Странные сны. Сугробы

Она снилась мне третьего дня, и теперь я не могу отделаться от ощущения, что всё это было не сном, а каким-то иным, более достоверным способом бытия. Я иду по снегу — но это даже не снег, это невесомое белое вещество, состоящее из одних только лучей, преломлённых в сотнях тысяч ледяных призм. Ослепительно. Снег до колен, и каждый шаг требует усилия, напоминающего усилие всплывающего на поверхность утопленника; нога проваливается, и мокрый холод обхватывает щиколотку, добирается до кости, чтобы тут же отступить под натиском того внутреннего пожара, что всегда теплится у человека в пятках. Примечательно, что этот жар не убывает, сколько бы льда ни набивалось в ботинки; тело помнит, что оно живое, и оспаривает у зимы каждый миллиметр пространства.

Солнце стоит высоко и не греет — оно колет. Его лучи напоминают булавки, которыми мать когда-то прикалывала кружева к старым простыням; они вонзаются в сугробы с упорством столяра, вгоняющего шило в дерево, и, кажется, хотят не растопить этот снег, а закрепить его на веки вечные, законсервировать в нём каждый мой след. Следы же мои чёрными ямками уходят в бесконечность позади меня, а впереди — ни одной зарубки, ни одной точки опоры. Я всё иду и иду, и это движение становится уже не действием, а состоянием, чем-то вроде дыхания или биения сердца, которое можно остановить, только перестав существовать.

А она уходит. Я вижу её фигуру вдали — она не оборачивается, и это-то и есть самое мучительное. В этом нескончаемом молчаливом бегстве есть что-то от жеста, которым мы отпускаем воздушный шар, ещё секунду назад сжатый в ладони. Плечи её, укутанные в лёгкую ткань, чуть подрагивают при каждом шаге, но она не убыстряется и не замедляется; она движется с той ровной и страшной плавностью, с какой движутся планеты по своим кругам, — неотвратимо и безотносительно к моим усилиям. Я пытаюсь ускорить шаг — и вот тогда происходит то, что всякий раз разрывает мне грудь изнутри: она начинает растворяться. Сначала края её плаща становятся прозрачными, потом руки, потом волосы, — всё это превращается в туманную дымку, которая, вопреки законам физики, не опускается на снег, а поднимается вверх, в ту самую синюю пустоту неба, которая в полдень кажется выцветшей, как старая открытка.

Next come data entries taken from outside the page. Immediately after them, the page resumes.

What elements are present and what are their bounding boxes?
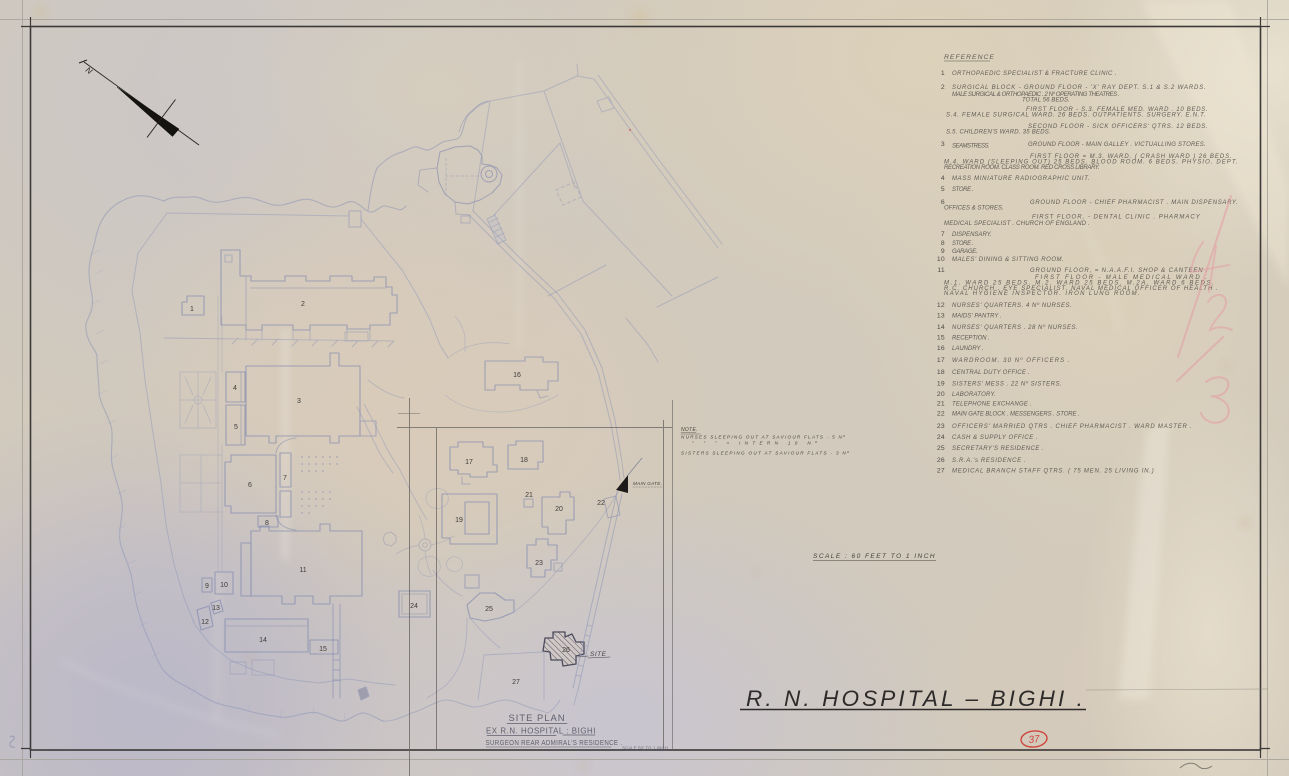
- svg-text:DISPENSARY.: DISPENSARY.: [952, 232, 992, 238]
- svg-text:6: 6: [248, 482, 252, 489]
- svg-text:SURGICAL BLOCK - GROUND F: SURGICAL BLOCK - GROUND FLOOR - 'X' RAY …: [952, 85, 1206, 91]
- svg-text:15: 15: [319, 646, 327, 653]
- svg-text:1: 1: [190, 306, 194, 313]
- svg-text:24: 24: [410, 603, 418, 610]
- svg-text:13: 13: [212, 605, 220, 612]
- svg-text:GROUND FLOOR - MAIN GALLE: GROUND FLOOR - MAIN GALLEY . VICTUALLING…: [1028, 142, 1206, 148]
- svg-text:MASS MINIATURE RADIOGRAPHIC: MASS MINIATURE RADIOGRAPHIC UNIT.: [952, 176, 1090, 182]
- svg-text:12: 12: [937, 302, 945, 309]
- svg-text:9: 9: [941, 248, 945, 255]
- svg-text:10: 10: [220, 582, 228, 589]
- svg-text:RECEPTION .: RECEPTION .: [952, 336, 990, 342]
- svg-text:MALES' DINING & SITTING RO: MALES' DINING & SITTING ROOM.: [952, 257, 1064, 263]
- svg-text:2: 2: [941, 84, 945, 91]
- svg-text:20: 20: [555, 506, 563, 513]
- svg-text:18: 18: [937, 369, 945, 376]
- svg-text:SCALE : 60 FEET TO 1 INC: SCALE : 60 FEET TO 1 INCH: [813, 553, 935, 560]
- svg-text:S.R.A.'s RESIDENCE .: S.R.A.'s RESIDENCE .: [952, 458, 1026, 464]
- svg-text:STORE .: STORE .: [952, 187, 974, 193]
- svg-text:SECRETARY'S RESIDENCE .: SECRETARY'S RESIDENCE .: [952, 446, 1044, 452]
- svg-text:REFERENCE: REFERENCE: [944, 54, 995, 61]
- svg-text:CASH & SUPPLY OFFICE .: CASH & SUPPLY OFFICE .: [952, 435, 1038, 441]
- svg-text:27: 27: [512, 679, 520, 686]
- svg-text:SITE: SITE: [590, 651, 607, 658]
- svg-text:MAIDS' PANTRY .: MAIDS' PANTRY .: [952, 314, 1002, 320]
- svg-text:OFFICERS' MARRIED QTRS .: OFFICERS' MARRIED QTRS . CHIEF PHARMACIS…: [952, 424, 1192, 430]
- svg-text:TOTAL 56 BEDS.: TOTAL 56 BEDS.: [1022, 98, 1070, 104]
- svg-text:26: 26: [937, 457, 945, 464]
- svg-text:NURSES' QUARTERS. 4 Nº N: NURSES' QUARTERS. 4 Nº NURSES.: [952, 302, 1072, 309]
- svg-text:13: 13: [937, 313, 945, 320]
- svg-text:4: 4: [233, 385, 237, 392]
- svg-text:18: 18: [520, 457, 528, 464]
- svg-text:SISTERS' MESS . 22 Nº SIST: SISTERS' MESS . 22 Nº SISTERS.: [952, 381, 1062, 388]
- svg-text:5: 5: [941, 186, 945, 193]
- svg-text:NOTE.: NOTE.: [681, 427, 698, 433]
- svg-text:26: 26: [562, 647, 570, 654]
- svg-text:24: 24: [937, 434, 945, 441]
- svg-text:S.5. CHILDREN'S WARD. 35: S.5. CHILDREN'S WARD. 35 BEDS.: [946, 130, 1051, 136]
- svg-text:17: 17: [937, 357, 945, 364]
- svg-text:22: 22: [597, 500, 605, 507]
- svg-text:GARAGE.: GARAGE.: [952, 249, 978, 255]
- svg-text:GROUND FLOOR - CHIEF PHA: GROUND FLOOR - CHIEF PHARMACIST . MAIN D…: [1030, 200, 1238, 206]
- svg-text:10: 10: [937, 256, 945, 263]
- svg-text:17: 17: [465, 459, 473, 466]
- svg-text:SITE PLAN: SITE PLAN: [509, 713, 566, 724]
- svg-text:37: 37: [1028, 734, 1041, 746]
- svg-text:SEAMSTRESS.: SEAMSTRESS.: [952, 144, 990, 150]
- svg-text:MAIN GATE.: MAIN GATE.: [633, 481, 662, 486]
- svg-text:LABORATORY.: LABORATORY.: [952, 392, 996, 398]
- svg-text:21: 21: [525, 492, 533, 499]
- svg-text:R. N. HOSPITAL – BIGHI .: R. N. HOSPITAL – BIGHI .: [746, 686, 1086, 711]
- svg-text:11: 11: [299, 567, 306, 574]
- svg-text:SISTERS SLEEPING OUT AT SA: SISTERS SLEEPING OUT AT SAVIOUR FLATS - …: [681, 451, 849, 456]
- svg-text:7: 7: [283, 475, 287, 482]
- svg-text:LAUNDRY .: LAUNDRY .: [952, 346, 984, 352]
- svg-text:3: 3: [297, 398, 301, 405]
- svg-text:GROUND FLOOR, = N.A.A.F.I: GROUND FLOOR, = N.A.A.F.I. SHOP & CANTEE…: [1030, 268, 1208, 274]
- svg-text:25: 25: [937, 445, 945, 452]
- svg-text:NURSES' QUARTERS . 28 Nº N: NURSES' QUARTERS . 28 Nº NURSES.: [952, 324, 1078, 331]
- svg-text:FIRST FLOOR, - DENTAL C: FIRST FLOOR, - DENTAL CLINIC . PHARMACY: [1032, 215, 1201, 221]
- svg-text:22: 22: [937, 411, 945, 418]
- svg-text:ORTHOPAEDIC SPECIALIST & FR: ORTHOPAEDIC SPECIALIST & FRACTURE CLINIC…: [952, 71, 1117, 77]
- svg-text:3: 3: [941, 141, 945, 148]
- svg-text:9: 9: [205, 583, 209, 590]
- svg-text:MEDICAL SPECIALIST . CHURCH: MEDICAL SPECIALIST . CHURCH OF ENGLAND .: [944, 221, 1090, 227]
- svg-text:OFFICES & STORES.: OFFICES & STORES.: [944, 206, 1004, 212]
- svg-text:SCALE 50' TO 1 INCH: SCALE 50' TO 1 INCH: [622, 746, 668, 751]
- svg-text:27: 27: [937, 468, 945, 475]
- svg-text:16: 16: [513, 372, 521, 379]
- svg-text:7: 7: [941, 231, 945, 238]
- svg-text:15: 15: [937, 335, 945, 342]
- svg-text:11: 11: [937, 267, 945, 274]
- svg-text:MAIN GATE BLOCK . MESSENGE: MAIN GATE BLOCK . MESSENGERS . STORE .: [952, 412, 1080, 418]
- svg-text:23: 23: [535, 560, 543, 567]
- svg-text:NAVAL HYGIENE INSPECTOR.: NAVAL HYGIENE INSPECTOR. IRON LUNG ROOM.: [944, 291, 1140, 297]
- svg-text:23: 23: [937, 423, 945, 430]
- svg-text:MEDICAL BRANCH STAFF QTRS.: MEDICAL BRANCH STAFF QTRS. ( 75 MEN. 25 …: [952, 469, 1154, 475]
- svg-text:RECREATION ROOM. CLASS ROO: RECREATION ROOM. CLASS ROOM. RED CROSS L…: [944, 165, 1100, 171]
- svg-text:2: 2: [301, 301, 305, 308]
- svg-text:16: 16: [937, 345, 945, 352]
- svg-text:14: 14: [937, 324, 945, 331]
- svg-text:1: 1: [941, 70, 945, 77]
- svg-text:21: 21: [937, 401, 945, 408]
- svg-text:STORE .: STORE .: [952, 241, 974, 247]
- svg-text:19: 19: [937, 381, 945, 388]
- svg-text:25: 25: [485, 606, 493, 613]
- svg-text:TELEPHONE EXCHANGE .: TELEPHONE EXCHANGE .: [952, 402, 1032, 408]
- svg-text:14: 14: [259, 637, 267, 644]
- svg-text:12: 12: [201, 619, 209, 626]
- svg-text:8: 8: [265, 520, 269, 527]
- svg-text:CENTRAL DUTY OFFICE .: CENTRAL DUTY OFFICE .: [952, 370, 1030, 376]
- svg-text:4: 4: [941, 175, 945, 182]
- svg-text:EX R.N. HOSPITAL : BIGHI: EX R.N. HOSPITAL : BIGHI: [486, 726, 596, 736]
- svg-text:20: 20: [937, 391, 945, 398]
- svg-text:S.4. FEMALE SURGICAL WARD.: S.4. FEMALE SURGICAL WARD. 26 BEDS. OUTP…: [946, 113, 1206, 119]
- svg-text:5: 5: [234, 424, 238, 431]
- svg-text:19: 19: [455, 517, 463, 524]
- svg-text:SECOND FLOOR - SICK OFFICE: SECOND FLOOR - SICK OFFICERS' QTRS. 12 B…: [1028, 124, 1208, 130]
- svg-text:8: 8: [941, 240, 945, 247]
- svg-text:SURGEON REAR ADMIRAL'S RESIDEN: SURGEON REAR ADMIRAL'S RESIDENCE .: [486, 738, 623, 747]
- svg-text:WARDROOM. 30 Nº OFFICERS: WARDROOM. 30 Nº OFFICERS .: [952, 357, 1070, 364]
- svg-text:NURSES SLEEPING OUT AT SAV: NURSES SLEEPING OUT AT SAVIOUR FLATS - 5…: [681, 435, 845, 440]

Синева эта особая, памятная. В детстве я лежал на траве и глядел в такое же небо; оно казалось мне опрокинутым морем, и я боялся, что сейчас оттуда хлынет вода и накроет меня с головой. Теперь же эта синева представляется мне веществом, которое не вместить ни в один стеклянный сосуд; она — как слог, лишённый смысла, но несущий в себе всю музыку языка. Моя сестра поднимается в неё, становится её частью, и я понимаю, что пытаюсь догнать не живого человека, а воспоминание, которое, пока я к нему приближаюсь, уже перестаёт быть собой и обращается в то, о чём я могу только догадываться.

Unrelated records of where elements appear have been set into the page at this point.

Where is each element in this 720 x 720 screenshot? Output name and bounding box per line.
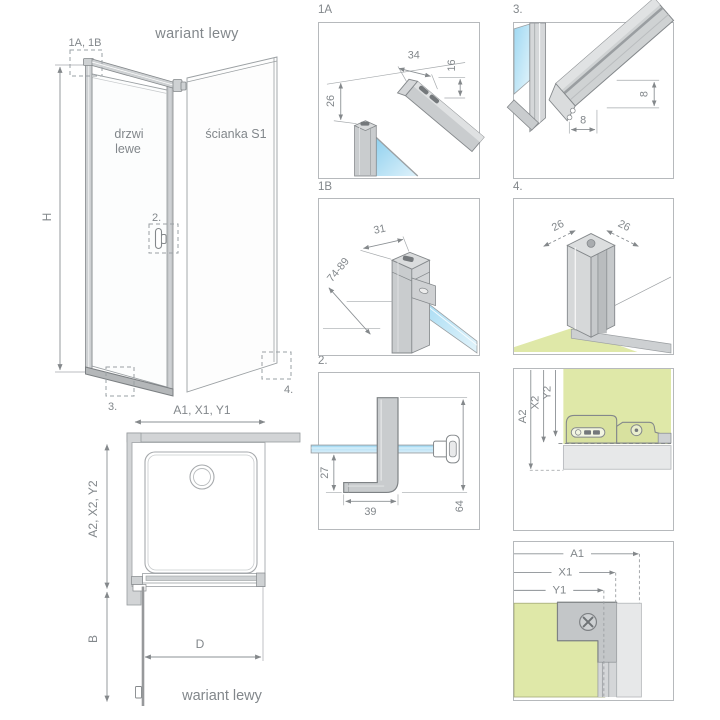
tray-band [563,446,671,470]
detail-2-drawing: 27 39 64 [319,373,477,527]
detail-3-title: 3. [513,4,523,16]
detail-1b-title: 1B [318,181,332,193]
dim-a2: A2 [517,409,529,423]
detail-3-drawing: 8 8 [514,23,671,176]
dim-26-right: 26 [616,218,632,234]
door-label-line1: drzwi [114,127,143,141]
dim-a1: A1 [570,548,584,560]
dim-74-89: 74-89 [325,256,352,285]
installation-diagram: wariant lewy H [0,0,720,720]
plan-view-drawing: A2, X2, Y2 B D wariant lewy [85,425,315,717]
corner-post-profile [567,234,614,338]
detail-2-box: 27 39 64 [318,372,480,530]
dim-39: 39 [364,506,376,518]
detail-a2-box: A2 X2 Y2 [513,368,674,531]
shower-tray [132,443,265,587]
detail-2-title: 2. [318,355,328,367]
glass-clamp [434,435,460,463]
corner-post [167,86,173,392]
detail-3-box: 8 8 [513,22,674,179]
door-label-line2: lewe [115,142,141,156]
dim-34: 34 [408,50,420,62]
detail-a1-box: A1 X1 Y1 [513,541,674,701]
detail-a1-drawing: A1 X1 Y1 [514,542,671,698]
support-bar [398,76,485,154]
tray-band [617,603,642,697]
dim-64: 64 [454,500,466,512]
detail-1a-title: 1A [318,4,332,16]
width-dimension-label: A1, X1, Y1 [173,403,230,417]
detail-1b-box: 31 74-89 [318,198,480,356]
dim-y2: Y2 [542,386,554,400]
overview-3d-drawing: H [30,30,310,430]
callout-corner-label: 4. [284,384,293,396]
width-dimension: A1, X1, Y1 [135,403,265,422]
detail-1b-drawing: 31 74-89 [319,199,477,353]
dim-16: 16 [446,59,458,71]
plan-d-label: D [196,637,205,651]
dim-8-width: 8 [580,115,586,127]
dim-26-left: 26 [550,218,566,234]
dim-27: 27 [319,467,331,479]
wall-profile-glass [355,121,418,176]
detail-1a-box: 26 34 16 [318,22,480,179]
dim-8-height: 8 [638,91,650,97]
callout-handle-label: 2. [152,212,161,224]
detail-1a-drawing: 26 34 16 [319,23,477,176]
dim-26: 26 [325,95,337,107]
detail-a2-drawing: A2 X2 Y2 [514,369,671,528]
wall-post [392,252,435,353]
dim-x2: X2 [530,396,542,410]
side-wall-panel [187,57,277,392]
plan-door-front [132,573,266,591]
detail-a2-dimensions: A2 X2 Y2 [517,370,556,469]
plan-footer: wariant lewy [181,688,263,704]
callout-seal-label: 3. [108,401,117,413]
seal-profile [544,0,678,122]
dim-x1: X1 [558,567,572,579]
detail-4-box: 26 26 [513,198,674,355]
dim-31: 31 [372,223,386,237]
callout-top-label: 1A, 1B [68,37,101,49]
detail-4-title: 4. [513,181,523,193]
leader-line [615,277,671,306]
door-glass-edge [311,445,437,453]
plan-depth-label: A2, X2, Y2 [86,480,100,537]
height-label: H [40,213,54,222]
detail-4-drawing: 26 26 [514,199,671,352]
height-dimension: H [40,65,86,372]
plan-b-label: B [86,635,100,643]
dim-y1: Y1 [552,584,566,596]
wall-label: ścianka S1 [205,127,266,141]
wall-bottom-assembly [507,23,545,132]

Я останавливаюсь. Мокрые ботинки тяжелеют, но жар в пятках по-прежнему борется со стужей, и я чувствую, как подошвы мои оставляют на снегу тёмные проталины — маленькие круглые островки тепла, которые, быть может, доживут до вечера. Она уже совсем близко к небу, и я вдруг остро, до рези в глазах, осознаю: она уходит не от меня. Она уходит в тот мир, где снег не тает от тепла, потому что там нет ни холода, ни жара — там есть лишь этот пронзительный, беззвучный свет. И я, стоя по колено в белизне, смотрю ей вслед и ничего не шепчу, потому что слова здесь беспомощны. Они годятся для утрат земных, но не для того, чтобы провожать тех, кто уже стал частью синего неба над головой.

И я всё ещё иду. Наверное, я буду идти и завтра, и послезавтра, пока сон не отпустит меня или пока я не научусь видеть её не там, в выси, а здесь — в каждой ледяной искре, что вспыхивает перед глазами от солнечного удара. Может быть, именно это и есть тайна нашей любви: мы идём по колено в сугробах, а те, кого мы любим, возносятся в синеву, оставляя нам только холод и боль, чтобы мы могли чувствовать, что мы живы.